Rolling bags are a great way to carry your camera gear when traveling by air, but if you’ve also packed your clothes into a separate rolling bag, dealing with two isn’t easy. That’s where the Tenba Roadie Hybrid Roller 21 comes in. It’s a bag that rolls when you want it to, but converts into a backpack for when you have another roller in tow.
At $400, the Roadie Hybrid isn’t cheap, but it’s built to last. It features a tough exterior shell and padded inserts to keep gear safe during travel, even when sliding around in an overhead bin on a turbulent flight. The back panel unzips to reveal two hidden backpack straps, making it easier to grab your additional luggage from baggage claim after you land. For our Tenba Roadie Hybrid Roller 21 review, we took it across country, through three airports and back again, and it kept our gear easy to access and, more importantly, safe.

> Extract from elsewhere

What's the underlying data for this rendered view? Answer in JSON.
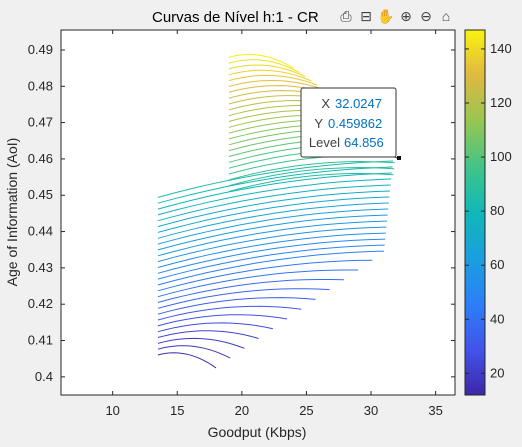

The Tenba Roadie fits standard carry-on dimensions for most international and U.S. domestic airlines, yet can pack in two pro-sized DSLRs, 8-10 lenses, a 17-inch laptop, a tripod and lots of accessories. Or, if you don’t have quite so many lenses, you can fill the gaps with personal items to avoid extra baggage fees.
A separate padded insert accommodates a camera body, lens and flash, with handles that make it easy to remove your most important gear in a matter of seconds. That same insert can then be placed into a compatible messenger bag or backpack. The rest of the main compartment uses traditional velcro dividers, which can be arranged to meet your specific needs.
The dividers and roomy size of the main compartment allow for a nearly infinite number of possible combinations, with room for big telephoto lenses up to a 400mm f/2.8. Both a crop-sensor DSLR and a full frame body fit nicely, as well as a number of mid-sized zoom lenses and a hot shoe flash.
The Tenba Roadie Hybrid 21 has enough room for lenses up to a 400mm f/2.8 in size.
The lid, which houses the laptop compartment, is secured to the bag via two straps, so it won’t slam on the floor when opened. The lid also has four interior pockets constructed from a semi-translucent, stronger-than-average mesh liner, perfect for storing memory cards, batteries, and other accessories.
At the side with the handle, the bag has a TSA-approved cable and padlock that tucks away in a small pocket when not in use. On the opposite side, an expanding pocket can accommodate a small tripod — tripods longer than about 15 inches folded are going to extend past the height of the bag, which could prevent the bag from fitting in overhead compartments.
While it’s built to carry-on dimensions, the Roadie is designed to be tough enough to handle any curve balls in your travel plans (we had to gate check it on one flight as overhead bins were full, and our gear survived unscathed). The bottom and sides of the bag are so stiff that we had trouble even forcing them to bend. The top compartment is more flexible, but the interior top panels provide additional protection. The laptop sleeve doesn’t quite get the same level of protection, but is about the same as your average soft laptop bag .
We can’t vouch for what the bag will look like five years from now, but the material feels very durable and didn’t show signs of snags or wear after a week long trip. The zippers and handles all feel exactly like what you’d expect for a $400 bag. A weather cover is also included.
Comfort and accessibility
As a rolling camera bag, the Roadie Hybrid is simply excellent — but what about those backpack straps?
Wearing it as a backpack felt like, well, like strapping a suitcase to your back. To allow the most room inside, there’s no ergonomic padding, so the same stiff bottom panel that keeps gear safe also means there’s no contour to fit the bag to your back. That, combined with the potential for the bag to be incredibly heavy when it’s full of gear, means the backpack carry option isn’t what we’d call comfortable.
While we wouldn’t wear the bag on a long hike, the versatility of having both rolling and backpack options made traveling a bit simpler. Hopefully, you only need to wear it either before checking your other bag or after picking it up from baggage claim. Here, the hybrid capability proved easier than trying to roll two bags out of the airport at once. You can also carry the Roadie like an oversized briefcase thanks to grab handles on the top and side.
The Tenba Roadie Hybrid 21 is a bag that makes traveling with pricey camera gear a bit less stressful, thanks to its security, protection, and convenience (see our best travel cameras if you’d rather not lug a bag full of gear with you). It’s not cheap, but when it comes to protecting expensive gear on a long flight, its tough design offers some peace of mind — and that can be invaluable.